Day27: Simple neural network in Lasagne

Posted by csiu on March 23, 2017 | with: 100daysofcode, Machine Learning, Kaggle

Today I made my first neural network using the Lasagne & Theano framework. The data I am working with comes from the Kaggle Digit Recognizer competition where the goal is handwriting recognition with the famous MNIST data.

Architecture

  • 1 input layer: 784 nodes (one node for each input feature)
  • 1 hidden layer: 397 nodes (mean of 784 and 10)
  • 1 output layer: 10 nodes (one for each output class)
  • “activation” ie. nonlinearity using sigmoid and softmax
  • weight optimization using adam (same as in scikit-learn)
  • error for optimization by categorical_crossentropy

2 modes of the script

(1) python $script -m inspect to split train.csv into a train and validation set for getting an idea of model accuracy, and

(2) python $script -m predict to train on all data in train.csv and to make predictions on test.csv.

Different activation functions

I also tried different nonlinearities in the hidden layer.
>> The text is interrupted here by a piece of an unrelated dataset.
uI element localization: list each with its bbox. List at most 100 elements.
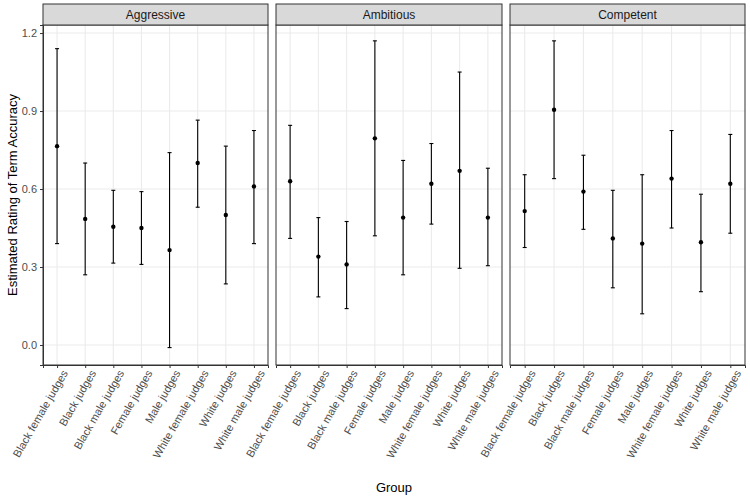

The following is the prediction accuracy on the validation set:

lasagne.nonlinearities.sigmoid 0.925952380952
lasagne.nonlinearities.tanh 0.91556547619
lasagne.nonlinearities.rectify 0.915327380952
lasagne.nonlinearities.linear 0.868571428571

Using the sigmoid function for activation appears to have higher accuracy, and so was used for prediction.

Evaluation on Kaggle

Submitting the predictions to Kaggle, we get a score of 0.94629.